Peut-être que le fait de ne pas suivre les règles est, en effet, enraciné dans notre mentalité. Un de mes amis, que j’ai rencontré pour dîner à Hong Kong, s’est plaint à moi de ne pas avoir été capable d’éviter de payer une importante amende, reçue pour une violation mineure. Il n’était pas en train de corrompre les autorités, juste d’essayer de "négocier" avec elles, me dit-il. Ils n’ont pas accepté - dura lex sed lex (« la loi est dure mais c’est la loi, cet ancien principe romain semble prévaloir également dans le Hong Kong d’aujourd’hui). Mais mon ami, qui est le chef de bureau pour la Chine du sud d’une agence de presse russe de premier plan et qui a vécu en Asie pour plus d’une décennie, ne pouvait s’y résoudre. "Ils ne voulaient pas m’écouter, ces robots désespérants", se lamente-il.

Pourtant, en Russie, les choses sont en train de changer. Nous devenons progressivement, si ce n’est convenable, en tout cas plus civilisés. Grâce à l’augmentation des amendes et de quelques efforts anti-corruption, les conducteurs, en tout cas dans les grandes villes russes, se comportent maintenant beaucoup mieux sur la route. Ils respectent les autres conducteurs et même les piétons, les laissant passer galamment (une attitude qui n’existait tout simplement pas il y a à quelques années à peine). Dans les lieux publics, en dehors des situations extrêmes telles que les heures de pointe, nous sommes aussi devenus plus détendus et plus polis les uns avec les autres. L’étiquette dans les affaires est également en train de progresser. Et la responsabilité sociale augmente aussi, doucement mais sûrement.

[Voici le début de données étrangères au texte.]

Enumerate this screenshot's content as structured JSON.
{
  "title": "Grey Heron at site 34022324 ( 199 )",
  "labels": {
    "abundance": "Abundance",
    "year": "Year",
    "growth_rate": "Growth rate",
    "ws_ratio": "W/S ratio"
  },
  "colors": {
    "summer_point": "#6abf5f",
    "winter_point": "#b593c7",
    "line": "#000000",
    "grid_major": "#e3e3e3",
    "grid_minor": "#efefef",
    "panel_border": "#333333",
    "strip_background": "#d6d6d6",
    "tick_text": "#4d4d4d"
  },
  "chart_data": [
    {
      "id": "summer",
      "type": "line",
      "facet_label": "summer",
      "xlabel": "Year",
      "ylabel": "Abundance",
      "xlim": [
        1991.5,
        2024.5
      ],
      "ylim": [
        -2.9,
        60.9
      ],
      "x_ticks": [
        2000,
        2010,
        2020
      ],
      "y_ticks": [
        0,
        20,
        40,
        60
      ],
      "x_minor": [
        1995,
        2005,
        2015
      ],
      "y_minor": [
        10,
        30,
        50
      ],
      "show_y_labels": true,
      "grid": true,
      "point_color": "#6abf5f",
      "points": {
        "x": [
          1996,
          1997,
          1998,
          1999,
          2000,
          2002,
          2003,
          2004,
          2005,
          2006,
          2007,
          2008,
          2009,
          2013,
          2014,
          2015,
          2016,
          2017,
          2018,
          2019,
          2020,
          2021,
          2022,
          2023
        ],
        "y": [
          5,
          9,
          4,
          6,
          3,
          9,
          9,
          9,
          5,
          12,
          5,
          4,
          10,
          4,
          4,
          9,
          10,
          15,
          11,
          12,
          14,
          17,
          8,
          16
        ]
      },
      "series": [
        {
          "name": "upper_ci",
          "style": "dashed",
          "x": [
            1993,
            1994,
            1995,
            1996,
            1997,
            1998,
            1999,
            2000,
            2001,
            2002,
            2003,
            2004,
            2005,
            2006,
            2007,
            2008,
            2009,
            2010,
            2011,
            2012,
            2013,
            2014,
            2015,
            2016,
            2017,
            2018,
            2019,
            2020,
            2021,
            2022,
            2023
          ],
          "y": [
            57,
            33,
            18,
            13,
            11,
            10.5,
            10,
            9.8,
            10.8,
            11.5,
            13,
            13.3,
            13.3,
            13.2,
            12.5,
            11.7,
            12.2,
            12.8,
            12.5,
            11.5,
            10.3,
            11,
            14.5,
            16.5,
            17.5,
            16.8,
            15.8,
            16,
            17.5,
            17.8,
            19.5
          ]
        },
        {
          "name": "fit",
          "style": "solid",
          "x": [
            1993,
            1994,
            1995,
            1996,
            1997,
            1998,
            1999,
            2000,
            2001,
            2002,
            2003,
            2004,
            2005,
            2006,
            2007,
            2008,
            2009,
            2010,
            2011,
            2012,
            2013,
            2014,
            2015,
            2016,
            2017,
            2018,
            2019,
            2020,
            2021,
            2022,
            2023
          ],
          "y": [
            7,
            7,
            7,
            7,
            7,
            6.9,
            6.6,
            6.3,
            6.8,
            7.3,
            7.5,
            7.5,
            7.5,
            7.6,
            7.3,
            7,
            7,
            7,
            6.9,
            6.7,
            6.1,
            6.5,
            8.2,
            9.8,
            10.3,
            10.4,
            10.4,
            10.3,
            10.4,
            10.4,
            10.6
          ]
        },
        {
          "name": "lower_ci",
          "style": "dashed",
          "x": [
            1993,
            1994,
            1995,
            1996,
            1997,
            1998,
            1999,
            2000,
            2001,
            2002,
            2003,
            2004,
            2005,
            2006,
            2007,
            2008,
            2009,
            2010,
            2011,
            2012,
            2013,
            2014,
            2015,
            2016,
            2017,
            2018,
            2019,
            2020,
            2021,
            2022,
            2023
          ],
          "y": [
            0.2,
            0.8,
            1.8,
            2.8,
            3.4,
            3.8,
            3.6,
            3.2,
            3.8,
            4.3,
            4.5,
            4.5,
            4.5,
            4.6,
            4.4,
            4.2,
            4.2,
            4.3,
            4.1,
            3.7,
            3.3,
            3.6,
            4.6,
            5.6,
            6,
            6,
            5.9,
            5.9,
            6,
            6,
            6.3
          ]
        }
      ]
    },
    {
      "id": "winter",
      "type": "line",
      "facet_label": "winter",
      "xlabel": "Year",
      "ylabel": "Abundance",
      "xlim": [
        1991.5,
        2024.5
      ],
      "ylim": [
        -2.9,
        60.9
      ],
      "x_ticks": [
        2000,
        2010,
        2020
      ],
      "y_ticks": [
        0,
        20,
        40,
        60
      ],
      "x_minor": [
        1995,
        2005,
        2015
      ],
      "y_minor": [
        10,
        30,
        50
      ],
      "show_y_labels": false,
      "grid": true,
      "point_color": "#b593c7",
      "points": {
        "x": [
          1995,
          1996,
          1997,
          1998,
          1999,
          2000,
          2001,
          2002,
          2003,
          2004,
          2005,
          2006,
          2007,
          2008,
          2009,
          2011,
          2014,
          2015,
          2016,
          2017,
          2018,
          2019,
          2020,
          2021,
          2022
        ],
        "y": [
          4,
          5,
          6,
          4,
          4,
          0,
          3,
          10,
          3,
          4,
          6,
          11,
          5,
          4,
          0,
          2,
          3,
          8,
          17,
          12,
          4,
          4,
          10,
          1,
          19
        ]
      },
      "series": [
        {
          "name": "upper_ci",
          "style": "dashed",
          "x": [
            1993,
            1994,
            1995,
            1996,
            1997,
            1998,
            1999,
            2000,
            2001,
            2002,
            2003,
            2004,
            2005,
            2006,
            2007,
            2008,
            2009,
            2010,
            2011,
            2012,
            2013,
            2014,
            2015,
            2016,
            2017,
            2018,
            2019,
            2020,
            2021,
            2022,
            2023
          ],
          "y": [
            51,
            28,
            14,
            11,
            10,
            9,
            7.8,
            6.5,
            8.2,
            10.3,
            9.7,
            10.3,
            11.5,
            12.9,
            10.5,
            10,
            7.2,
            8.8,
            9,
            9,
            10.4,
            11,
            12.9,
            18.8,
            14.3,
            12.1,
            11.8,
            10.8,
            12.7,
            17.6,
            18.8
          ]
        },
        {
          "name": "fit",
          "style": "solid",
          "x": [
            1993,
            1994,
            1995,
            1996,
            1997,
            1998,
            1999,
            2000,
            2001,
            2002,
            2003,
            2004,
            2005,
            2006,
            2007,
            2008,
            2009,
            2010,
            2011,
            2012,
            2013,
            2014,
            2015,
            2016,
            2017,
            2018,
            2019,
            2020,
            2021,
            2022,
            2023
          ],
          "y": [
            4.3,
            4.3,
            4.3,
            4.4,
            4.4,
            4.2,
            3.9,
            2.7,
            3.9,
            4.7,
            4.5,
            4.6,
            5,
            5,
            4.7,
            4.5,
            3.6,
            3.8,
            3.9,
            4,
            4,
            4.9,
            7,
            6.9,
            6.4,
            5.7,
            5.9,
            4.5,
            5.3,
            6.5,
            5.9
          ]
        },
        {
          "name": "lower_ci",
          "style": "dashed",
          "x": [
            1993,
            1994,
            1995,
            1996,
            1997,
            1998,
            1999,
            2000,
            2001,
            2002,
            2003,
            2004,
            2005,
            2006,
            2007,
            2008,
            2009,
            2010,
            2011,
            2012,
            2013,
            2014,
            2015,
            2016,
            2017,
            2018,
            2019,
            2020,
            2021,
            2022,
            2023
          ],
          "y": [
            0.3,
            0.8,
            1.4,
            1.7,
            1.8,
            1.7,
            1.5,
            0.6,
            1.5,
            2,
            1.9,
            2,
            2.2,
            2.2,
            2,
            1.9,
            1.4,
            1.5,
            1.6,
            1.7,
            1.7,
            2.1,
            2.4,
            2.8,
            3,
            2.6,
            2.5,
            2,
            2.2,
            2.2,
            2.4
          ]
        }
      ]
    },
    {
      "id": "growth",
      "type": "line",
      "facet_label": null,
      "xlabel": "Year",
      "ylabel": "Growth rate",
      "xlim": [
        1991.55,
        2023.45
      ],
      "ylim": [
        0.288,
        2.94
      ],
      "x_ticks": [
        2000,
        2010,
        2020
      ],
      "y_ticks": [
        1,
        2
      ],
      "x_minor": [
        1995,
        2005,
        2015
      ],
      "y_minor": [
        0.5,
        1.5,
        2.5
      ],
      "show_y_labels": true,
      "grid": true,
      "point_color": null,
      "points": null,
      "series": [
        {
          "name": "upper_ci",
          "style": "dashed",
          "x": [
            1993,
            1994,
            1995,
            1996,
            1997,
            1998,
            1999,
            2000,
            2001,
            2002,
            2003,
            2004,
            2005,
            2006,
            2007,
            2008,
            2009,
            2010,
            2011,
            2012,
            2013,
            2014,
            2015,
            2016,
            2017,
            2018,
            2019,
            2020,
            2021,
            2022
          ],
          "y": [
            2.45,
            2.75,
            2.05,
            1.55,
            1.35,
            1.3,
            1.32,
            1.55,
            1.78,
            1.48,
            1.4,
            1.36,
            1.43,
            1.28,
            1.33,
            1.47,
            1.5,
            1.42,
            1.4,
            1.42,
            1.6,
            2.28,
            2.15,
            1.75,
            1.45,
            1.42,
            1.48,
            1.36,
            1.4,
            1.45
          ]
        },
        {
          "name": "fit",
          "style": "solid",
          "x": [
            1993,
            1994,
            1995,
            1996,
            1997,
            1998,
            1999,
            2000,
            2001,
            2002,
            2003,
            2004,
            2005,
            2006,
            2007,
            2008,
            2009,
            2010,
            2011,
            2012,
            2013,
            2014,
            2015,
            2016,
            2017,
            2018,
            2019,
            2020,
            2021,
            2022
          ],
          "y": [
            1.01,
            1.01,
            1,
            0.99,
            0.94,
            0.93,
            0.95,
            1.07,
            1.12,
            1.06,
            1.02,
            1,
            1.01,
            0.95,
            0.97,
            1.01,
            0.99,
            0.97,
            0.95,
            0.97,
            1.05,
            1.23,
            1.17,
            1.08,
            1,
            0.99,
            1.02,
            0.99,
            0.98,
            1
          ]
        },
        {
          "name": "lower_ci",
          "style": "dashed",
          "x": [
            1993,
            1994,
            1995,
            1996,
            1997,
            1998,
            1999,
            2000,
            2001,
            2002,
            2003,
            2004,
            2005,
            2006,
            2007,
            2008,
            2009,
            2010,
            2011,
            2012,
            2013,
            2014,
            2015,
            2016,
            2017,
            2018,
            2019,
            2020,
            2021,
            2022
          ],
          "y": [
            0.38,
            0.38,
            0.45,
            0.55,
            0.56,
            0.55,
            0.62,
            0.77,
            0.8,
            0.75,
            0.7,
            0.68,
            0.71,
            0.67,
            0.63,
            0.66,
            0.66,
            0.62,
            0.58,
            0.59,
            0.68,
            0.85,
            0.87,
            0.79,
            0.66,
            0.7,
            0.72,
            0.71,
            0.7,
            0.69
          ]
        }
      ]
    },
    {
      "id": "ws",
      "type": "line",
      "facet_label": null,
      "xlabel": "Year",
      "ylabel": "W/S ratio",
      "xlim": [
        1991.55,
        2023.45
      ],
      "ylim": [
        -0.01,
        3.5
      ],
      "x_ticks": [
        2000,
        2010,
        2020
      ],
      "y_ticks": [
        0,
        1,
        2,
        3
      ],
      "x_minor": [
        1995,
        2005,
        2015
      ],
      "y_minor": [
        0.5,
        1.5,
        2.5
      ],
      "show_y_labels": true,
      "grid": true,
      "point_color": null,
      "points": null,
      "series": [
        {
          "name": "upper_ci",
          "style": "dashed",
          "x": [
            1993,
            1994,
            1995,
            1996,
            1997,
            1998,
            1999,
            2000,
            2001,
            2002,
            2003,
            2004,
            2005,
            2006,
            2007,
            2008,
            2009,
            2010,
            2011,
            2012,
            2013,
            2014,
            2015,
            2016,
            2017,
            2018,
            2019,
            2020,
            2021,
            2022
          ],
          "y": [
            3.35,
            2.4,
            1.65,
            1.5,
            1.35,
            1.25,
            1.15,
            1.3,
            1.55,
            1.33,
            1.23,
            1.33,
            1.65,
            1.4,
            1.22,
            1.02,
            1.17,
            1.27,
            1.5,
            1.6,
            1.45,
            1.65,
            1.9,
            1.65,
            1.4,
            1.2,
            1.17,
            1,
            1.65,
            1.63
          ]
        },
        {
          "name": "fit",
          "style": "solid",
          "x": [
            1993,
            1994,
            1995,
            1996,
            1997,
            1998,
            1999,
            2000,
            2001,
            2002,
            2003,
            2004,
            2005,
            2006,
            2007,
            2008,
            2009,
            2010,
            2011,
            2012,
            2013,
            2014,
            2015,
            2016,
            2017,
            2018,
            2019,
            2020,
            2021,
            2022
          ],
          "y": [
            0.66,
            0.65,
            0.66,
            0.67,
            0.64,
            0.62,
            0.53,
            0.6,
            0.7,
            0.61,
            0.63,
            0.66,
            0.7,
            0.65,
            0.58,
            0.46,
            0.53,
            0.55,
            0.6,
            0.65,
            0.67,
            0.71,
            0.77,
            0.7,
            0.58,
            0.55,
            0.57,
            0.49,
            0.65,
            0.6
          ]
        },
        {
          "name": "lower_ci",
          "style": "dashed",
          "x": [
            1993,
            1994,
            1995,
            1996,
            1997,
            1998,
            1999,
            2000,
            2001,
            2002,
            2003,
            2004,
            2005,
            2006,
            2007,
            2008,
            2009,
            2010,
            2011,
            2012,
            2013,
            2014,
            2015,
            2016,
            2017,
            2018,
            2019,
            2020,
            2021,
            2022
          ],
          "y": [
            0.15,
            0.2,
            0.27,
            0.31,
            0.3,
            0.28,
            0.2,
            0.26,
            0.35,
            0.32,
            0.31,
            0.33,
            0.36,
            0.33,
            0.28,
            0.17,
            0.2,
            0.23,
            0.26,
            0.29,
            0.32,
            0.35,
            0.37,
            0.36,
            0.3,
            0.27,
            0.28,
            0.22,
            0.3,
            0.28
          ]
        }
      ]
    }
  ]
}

Et alors qu’il reste vraiment beaucoup à faire en ce domaine, il y a de petites choses chez mes compatriotes qui sont assez enthousiasmants. Les Russes peuvent ne pas être très ponctuels et ils sourient rarement aux étrangers, mais une fois qu’ils connaissent une personne ne serait-ce qu’un tout petit peu, ils sont prêts à tout faire pour elle. Dans les transports publics, ils vont toujours se lever pour une personne âgée ou pour une femme enceinte, ce que je n’ai vu que très rarement à l’ouest. Ceci et beaucoup d’autres aspects uniques de notre caractère national ne devraient jamais changer.

L’opinion de l’auteur ne coïncide pas forcément avec la position de la rédaction.

* Svetlana Koltchik, 33 ans, est la rédactrice en chef adjointe de l'édition russe du magazine Marie Claire. Elle est diplômée de la faculté de journalisme de l'Université de Moscou et de l'Ecole de journalisme de l'Université de Columbia à New York. Elle a travaillé dans l'hebdomadaire russe Argumenty i Fakty à Moscou, le journal USA Today à Washington et a écrit pour RussiaProfile.org ainsi que pour les éditions russes de Vogue et de Forbes.

La Russie a été toujours considérée comme une femme, et la notion de femme russe reste le stéréotype le plus répandu à l'égard des Russes, au sens positif mais aussi négatif. Mais n'est-ce qu'une fantaisie des hommes? Voilà une femme russe moderne, travailleuse et, disons, de plus en plus consciente de la globalisation, qui expose sa vision des tendances du monde contemporain, évoquant des questions de genre ainsi que des thèmes sociaux plus larges. Elle parle et laisse parler les autres femmes.